Conservative synagogue in Stockholm, Sweden

The Great Synagogue of Stockholm (Stockholms stora synagoga, בית הכנסת הגדול של שטוקהולם) is a Conservative Jewish congregation and synagogue, located at 3A Wahrendorffsgatan, close to the park Kungsträdgården on Norrmalm, in Stockholm, Sweden. The synagogue was designed by Fredrik Wilhelm Scholander in the Moorish Revival style and completed in 1870.

The synagogue was classified as a listed building in 1991.

== History ==
It was built 1867–1870 according to designs made in 1862 by the architect Fredrik Wilhelm Scholander. The building has been called a "paraphrase over Oriental motifs", and it is listed in the Swedish registry of national historical buildings. It was preceded by an earlier synagogue at Tyska Brunnsplan in the Stockholm Old Town (now the Jewish Museum on 19, Själagårdsgatan), used 1790–1870, and services were held in an even earlier location on Köpmanbrinken near Köpmantorget in the Old town 1787–1790.

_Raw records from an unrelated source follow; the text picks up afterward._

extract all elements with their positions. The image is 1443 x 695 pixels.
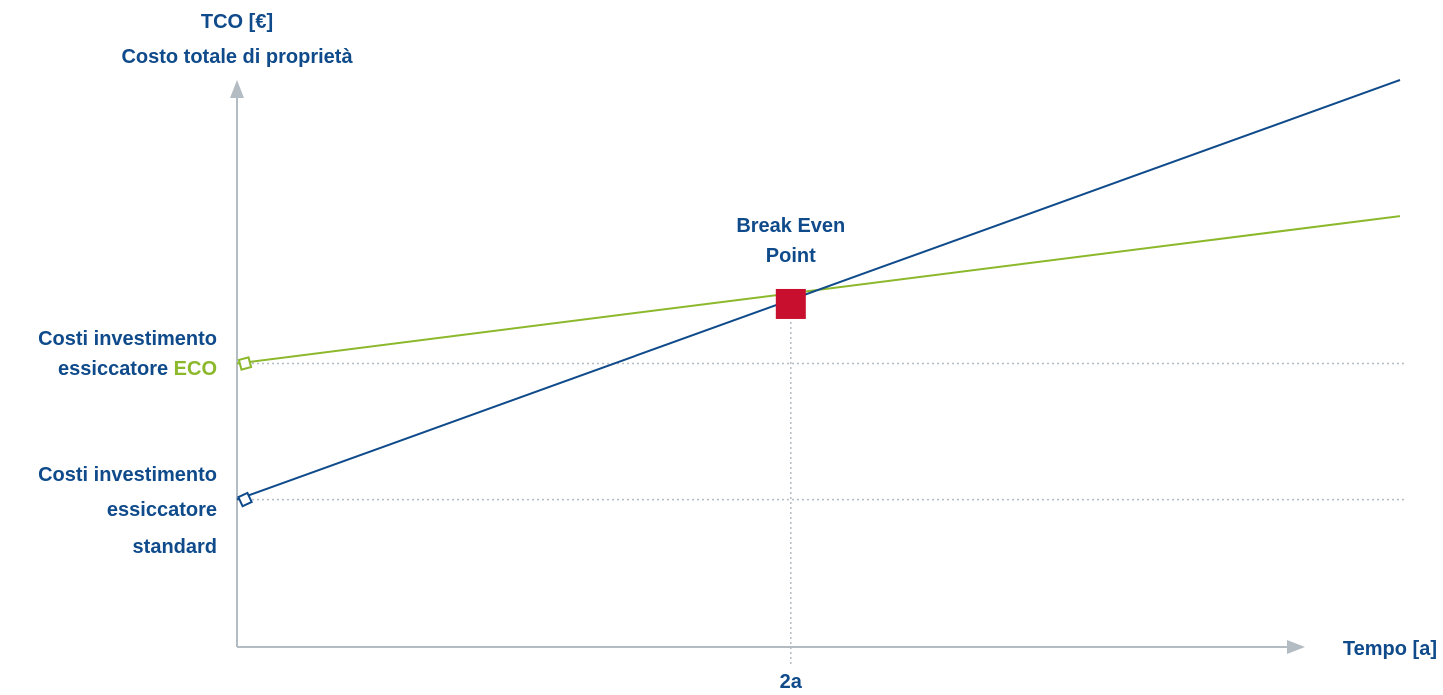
eco-investment-label-prefix: essiccatore xyxy=(58,358,174,380)
break-even-label: Break Even xyxy=(736,215,845,237)
x-tick-label: 2a xyxy=(780,671,803,693)
series-line-standard xyxy=(236,79,1401,501)
standard-investment-label-line2: essiccatore xyxy=(107,499,217,521)
eco-start-marker xyxy=(237,356,253,371)
standard-start-marker xyxy=(237,491,253,508)
x-axis-arrow-icon xyxy=(1287,640,1305,654)
standard-investment-label: Costi investimento xyxy=(38,464,217,486)
eco-investment-label: Costi investimento xyxy=(38,328,217,350)
break-even-marker xyxy=(775,288,806,319)
y-axis-subtitle: Costo totale di proprietà xyxy=(121,46,353,68)
eco-investment-label-line2: essiccatore ECO xyxy=(58,358,217,380)
standard-investment-label-line3: standard xyxy=(133,536,217,558)
break-even-label-line2: Point xyxy=(766,245,816,267)
eco-highlight: ECO xyxy=(174,358,217,380)
y-axis-arrow-icon xyxy=(230,80,244,98)
y-axis-title: TCO [€] xyxy=(201,11,273,33)
x-axis-title: Tempo [a] xyxy=(1343,638,1437,660)
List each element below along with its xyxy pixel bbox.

The Judiska biblioteket, the Jewish Community Library, is located beneath the Great Synagogue of Stockholm. Its multilingual collection consists of books in Swedish, German, English, French, Hebrew, and other languages. It includes the library of Rabbi Marcus Ehrenpreis (1869–1951), who was Chief Rabbi of Sweden from 1914 to 1951. The Library also hosts occasional exhibits, such as the 2007 exhibit of the Friedrich Kellner World War II diary which chronicles the years of Nazi Germany and the Holocaust of European Jewry.

A monument to the memory of victims of the Holocaust, with more than 8,000 names of victims who were relatives of Swedish Jews, was dedicated by the King of Sweden, Carl XVI Gustav, at the synagogue in 1998.

When Ute Steyer took over as the Great Synagogue's rabbi in January 2015, she became the first female rabbi in Swedish history.

In 2017 a new mikvah was built in the basement of the synagogue.

==Hebrew inscriptions==

Decorative inscriptions in Hebrew are etched and painted into the stonework of the Great Synagogue. The front façade is inscribed with ועשו לי מקדש ושכנתי בתוכם, from Exodus 25:8-9.

On the rear façade are two inscriptions; בית הכנסת הגדול של שטוקהולם, the building's formal name, under which is written a passage from Isaiah 57:19, בורא ניב שפתים שלום שלום לרחוק ולקרוב אמר יי ורפאתיו.